La croissance de la population active reste très forte en France avec un gain de 1,22 million de personnes depuis 2005, essentiellement dû aux personnes de plus de 50 ans. La population en âge de travailler vieillit et son comportement d’activité évolue, en relation avec les réformes successives des retraites.

Cette croissance du nombre des actifs est un obstacle à la réduction du chômage.

L’emploi dans les secteurs marchands s’est redressé sur la période 2012-2016 avec 230 200 emplois salariés créés, alors que plus de 430 000 postes avaient été perdus entre 2007 et 2012. Le taux d’emploi en équivalent temps plein a recommencé à augmenter depuis la fin 2015. Mais notre pays n’a toujours pas retrouvé son niveau d’emploi salarié de 2007 dans le secteur privé, et n’a donc pas effacé l’impact de la récession de 2008-2009.

Le mouvement récent de création nette d’emploi s’est accompagné d’une vive croissance de l’intérim (+28,7% en 4 ans) et dans une moindre mesure des CDD (+6,9% en moyenne entre 2012 et 2015).
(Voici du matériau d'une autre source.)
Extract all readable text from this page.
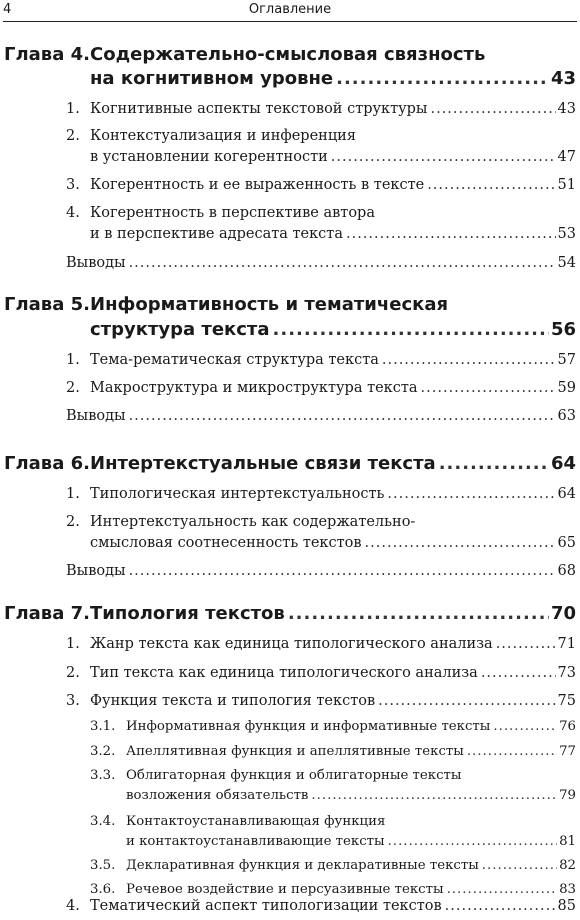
4	Оглавление
Глава 4.Содержательно-смысловая связность
на когнитивном уровне .....	43
1. Когнитивные аспекты текстовой структуры .....	43
2. Контекстуализация и инференция
в установлении когерентности .....	47
3. Когерентность и ее выраженность в тексте .....	51
4. Когерентность в перспективе автора
и в перспективе адресата текста .....	53
Выводы .....	54
Глава 5.Информативность и тематическая
структура текста .....	56
1. Тема-рематическая структура текста .....	57
2. Макроструктура и микроструктура текста .....	59
Выводы .....	63
Глава 6.Интертекстуальные связи текста .....	64
1. Типологическая интертекстуальность .....	64
2. Интертекстуальность как содержательно-
смысловая соотнесенность текстов .....	65
Выводы .....	68
Глава 7.Типология текстов .....	70
1. Жанр текста как единица типологического анализа .....	71
2. Тип текста как единица типологического анализа .....	73
3. Функция текста и типология текстов .....	75
3.1. Информативная функция и информативные тексты .....	76
3.2. Апеллятивная функция и апеллятивные тексты .....	77
3.3. Облигаторная функция и облигаторные тексты
возложения обязательств .....	79
3.4. Контактоустанавливающая функция
и контактоустанавливающие тексты .....	81
3.5. Декларативная функция и декларативные тексты .....	82
3.6. Речевое воздействие и персуазивные тексты .....	83
4. Тематический аспект типологизации текстов .....	85
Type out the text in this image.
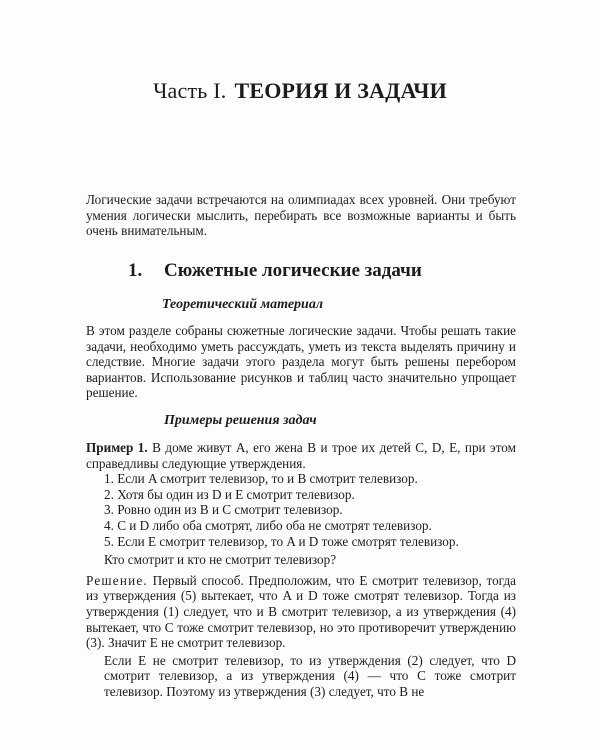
Часть I. ТЕОРИЯ И ЗАДАЧИ
Логические задачи встречаются на олимпиадах всех уровней. Они требуют умения логически мыслить, перебирать все возможные варианты и быть очень внимательным.
1. Сюжетные логические задачи
Теоретический материал
В этом разделе собраны сюжетные логические задачи. Чтобы решать такие задачи, необходимо уметь рассуждать, уметь из текста выделять причину и следствие. Многие задачи этого раздела могут быть решены перебором вариантов. Использование рисунков и таблиц часто значительно упрощает решение.
Примеры решения задач
Пример 1. В доме живут A, его жена B и трое их детей C, D, E, при этом справедливы следующие утверждения.
1. Если A смотрит телевизор, то и B смотрит телевизор.
2. Хотя бы один из D и E смотрит телевизор.
3. Ровно один из B и C смотрит телевизор.
4. C и D либо оба смотрят, либо оба не смотрят телевизор.
5. Если E смотрит телевизор, то A и D тоже смотрят телевизор.
Кто смотрит и кто не смотрит телевизор?
Решение. Первый способ. Предположим, что E смотрит телевизор, тогда из утверждения (5) вытекает, что A и D тоже смотрят телевизор. Тогда из утверждения (1) следует, что и B смотрит телевизор, а из утверждения (4) вытекает, что C тоже смотрит телевизор, но это противоречит утверждению (3). Значит E не смотрит телевизор.
Если E не смотрит телевизор, то из утверждения (2) следует, что D смотрит телевизор, а из утверждения (4) — что C тоже смотрит телевизор. Поэтому из утверждения (3) следует, что B не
Enfin, le secteur non marchand a contribué à cette embellie globale de l’emploi salarié, via les emplois aidés (emplois d’avenir, notamment), qui ont augmenté de 68% de 2012 à 2016, après avoir diminué de 24,4% de 2007 à 2012. Sur un plan qualitatif, le taux de CDI dans les emplois salariés reste très majoritaire, (85,5% en 2015). Toutefois le taux de recrutement en CDD dépasse 80%, et la baisse du taux de CDI depuis 2004 indique une certaine dégradation de la situation.

Enfin, le sous-emploi, après avoir fortement augmenté de 2007 à 2012 sous l’effet du choc de 2008, a progressé à un rythme moindre.

En conclusion, en dépit des améliorations perceptibles depuis la fin 2015 la situation de l’emploi ne s‘améliorera pas de façon significative à court moyen terme en l’absence d’une meilleure croissance économique.